Saúde do homem
Testosterona baixa no homem: o que sintomas e exames dizem
Cansaço e libido baixa levantam a suspeita, mas o diagnóstico não se faz com um exame só. Como se investiga hipogonadismo e por que a coleta é matinal.
O relato costuma chegar mais ou menos assim: quarenta e poucos anos, cansaço que não passa, libido baixa, ereções matinais que sumiram, treino que rende menos. O homem pesquisa, encontra a palavra testosterona, faz um exame por conta própria, vê um número perto do limite inferior e conclui que achou a resposta. Talvez tenha achado, talvez não. A diferença entre as duas coisas é grande o bastante para justificar este texto, porque o caminho fácil daqui em diante é perigoso.
A testosterona cai com a idade, e isso sozinho não é doença
Uma testosterona um pouco mais baixa aos 45 do que aos 25 é esperada, não é doença. Depois dos 40 anos, os níveis declinam de forma gradual, algo em torno de 1% a 2% ao ano na maioria dos homens, conforme dados do Massachusetts Male Aging Study. É um processo fisiológico, e ele não transforma automaticamente todo homem de meia-idade em portador de uma condição a ser tratada.
Hipogonadismo é outra coisa. É a combinação de níveis consistentemente baixos com sintomas compatíveis. Um número baixo em um homem sem sintomas não fecha diagnóstico, assim como sintomas em um homem com níveis normais devem levar o médico a procurar outra explicação. Cansaço e libido baixa são queixas notoriamente inespecíficas: depressão, apneia do sono, uso de certos medicamentos, problemas de tireoide e privação crônica de sono produzem todos o mesmo quadro. Por isso o número, sozinho, decide pouca coisa.

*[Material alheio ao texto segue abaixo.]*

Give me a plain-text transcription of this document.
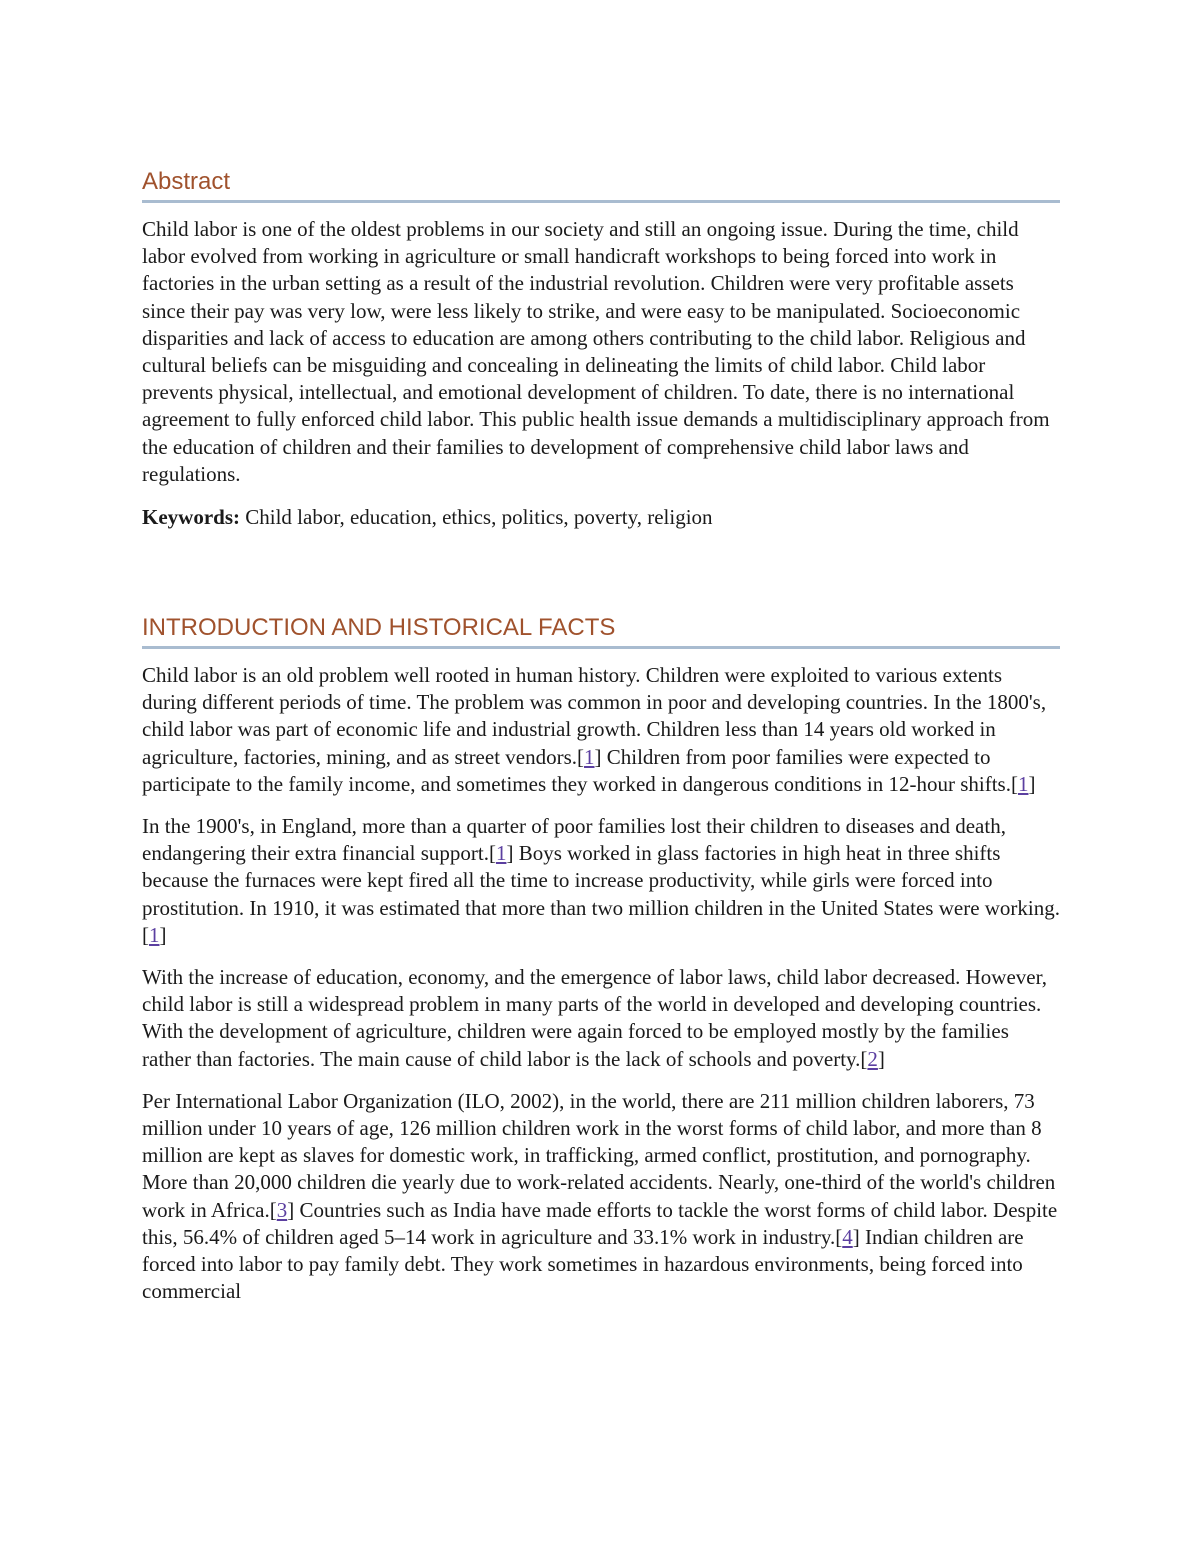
Abstract

Child labor is one of the oldest problems in our society and still an ongoing issue. During the time, child labor evolved from working in agriculture or small handicraft workshops to being forced into work in factories in the urban setting as a result of the industrial revolution. Children were very profitable assets since their pay was very low, were less likely to strike, and were easy to be manipulated. Socioeconomic disparities and lack of access to education are among others contributing to the child labor. Religious and cultural beliefs can be misguiding and concealing in delineating the limits of child labor. Child labor prevents physical, intellectual, and emotional development of children. To date, there is no international agreement to fully enforced child labor. This public health issue demands a multidisciplinary approach from the education of children and their families to development of comprehensive child labor laws and regulations.

Keywords: Child labor, education, ethics, politics, poverty, religion

INTRODUCTION AND HISTORICAL FACTS

Child labor is an old problem well rooted in human history. Children were exploited to various extents during different periods of time. The problem was common in poor and developing countries. In the 1800's, child labor was part of economic life and industrial growth. Children less than 14 years old worked in agriculture, factories, mining, and as street vendors.[1] Children from poor families were expected to participate to the family income, and sometimes they worked in dangerous conditions in 12-hour shifts.[1]

In the 1900's, in England, more than a quarter of poor families lost their children to diseases and death, endangering their extra financial support.[1] Boys worked in glass factories in high heat in three shifts because the furnaces were kept fired all the time to increase productivity, while girls were forced into prostitution. In 1910, it was estimated that more than two million children in the United States were working.[1]

With the increase of education, economy, and the emergence of labor laws, child labor decreased. However, child labor is still a widespread problem in many parts of the world in developed and developing countries. With the development of agriculture, children were again forced to be employed mostly by the families rather than factories. The main cause of child labor is the lack of schools and poverty.[2]

Per International Labor Organization (ILO, 2002), in the world, there are 211 million children laborers, 73 million under 10 years of age, 126 million children work in the worst forms of child labor, and more than 8 million are kept as slaves for domestic work, in trafficking, armed conflict, prostitution, and pornography. More than 20,000 children die yearly due to work-related accidents. Nearly, one-third of the world's children work in Africa.[3] Countries such as India have made efforts to tackle the worst forms of child labor. Despite this, 56.4% of children aged 5–14 work in agriculture and 33.1% work in industry.[4] Indian children are forced into labor to pay family debt. They work sometimes in hazardous environments, being forced into commercial
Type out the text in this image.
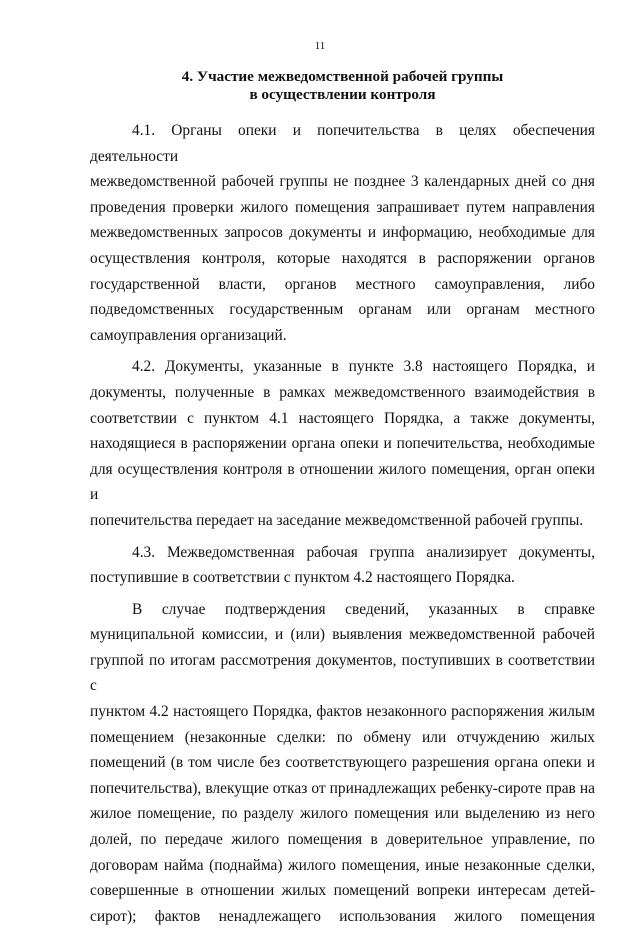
11
4. Участие межведомственной рабочей группы
в осуществлении контроля
4.1. Органы опеки и попечительства в целях обеспечения деятельности
межведомственной рабочей группы не позднее 3 календарных дней со дня
проведения проверки жилого помещения запрашивает путем направления
межведомственных запросов документы и информацию, необходимые для
осуществления контроля, которые находятся в распоряжении органов
государственной власти, органов местного самоуправления, либо
подведомственных государственным органам или органам местного
самоуправления организаций.
4.2. Документы, указанные в пункте 3.8 настоящего Порядка, и
документы, полученные в рамках межведомственного взаимодействия в
соответствии с пунктом 4.1 настоящего Порядка, а также документы,
находящиеся в распоряжении органа опеки и попечительства, необходимые
для осуществления контроля в отношении жилого помещения, орган опеки и
попечительства передает на заседание межведомственной рабочей группы.
4.3. Межведомственная рабочая группа анализирует документы,
поступившие в соответствии с пунктом 4.2 настоящего Порядка.
В случае подтверждения сведений, указанных в справке
муниципальной комиссии, и (или) выявления межведомственной рабочей
группой по итогам рассмотрения документов, поступивших в соответствии с
пунктом 4.2 настоящего Порядка, фактов незаконного распоряжения жилым
помещением (незаконные сделки: по обмену или отчуждению жилых
помещений (в том числе без соответствующего разрешения органа опеки и
попечительства), влекущие отказ от принадлежащих ребенку-сироте прав на
жилое помещение, по разделу жилого помещения или выделению из него
долей, по передаче жилого помещения в доверительное управление, по
договорам найма (поднайма) жилого помещения, иные незаконные сделки,
совершенные в отношении жилых помещений вопреки интересам детей-
сирот); фактов ненадлежащего использования жилого помещения
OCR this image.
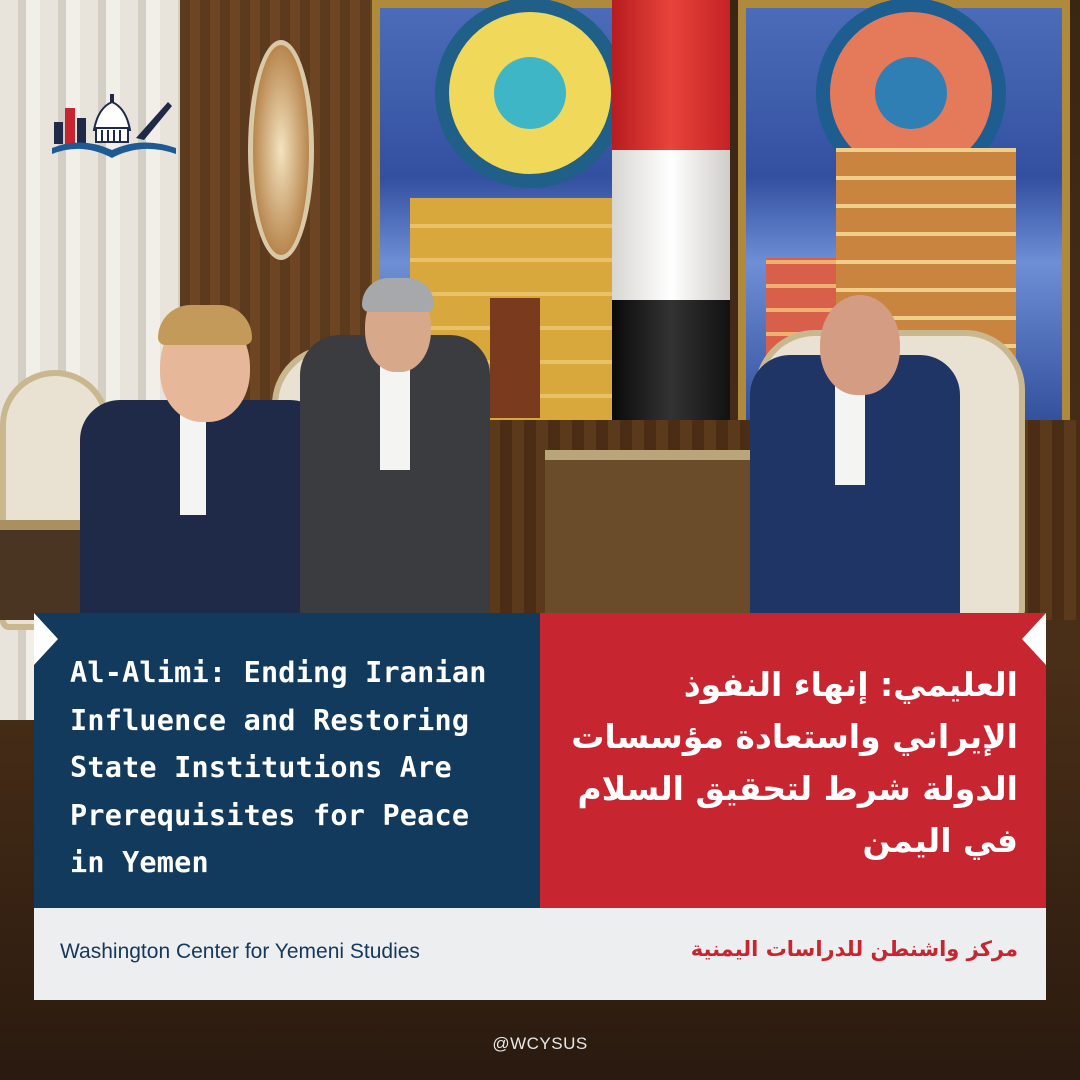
Al-Alimi: Ending Iranian Influence and Restoring State Institutions Are Prerequisites for Peace in Yemen

العليمي: إنهاء النفوذ الإيراني واستعادة مؤسسات الدولة شرط لتحقيق السلام في اليمن

Washington Center for Yemeni Studies	مركز واشنطن للدراسات اليمنية

@WCYSUS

Por que um exame não basta, e por que ele é de manhã
Um único exame não fecha o diagnóstico, e a hora da coleta muda o resultado. A testosterona tem ritmo circadiano: é mais alta nas primeiras horas do dia e vai caindo ao longo dele. Um exame colhido à tarde pode registrar um valor baixo em um homem cuja produção é perfeitamente normal.
Por isso a coleta se faz pela manhã e em jejum, já que alimentação e glicose também derrubam o valor momentaneamente. E por isso um resultado alterado precisa ser confirmado em uma segunda coleta, em outro dia, também matinal. Esse é o padrão recomendado pelas diretrizes: pelo menos duas dosagens matinais em jejum, em dias diferentes, somadas a sintomas compatíveis. Nenhuma das partes basta sozinha. Um único número fora da faixa, sem repetição e sem quadro clínico, não é hipogonadismo, é um dado solto que ainda precisa ser interpretado.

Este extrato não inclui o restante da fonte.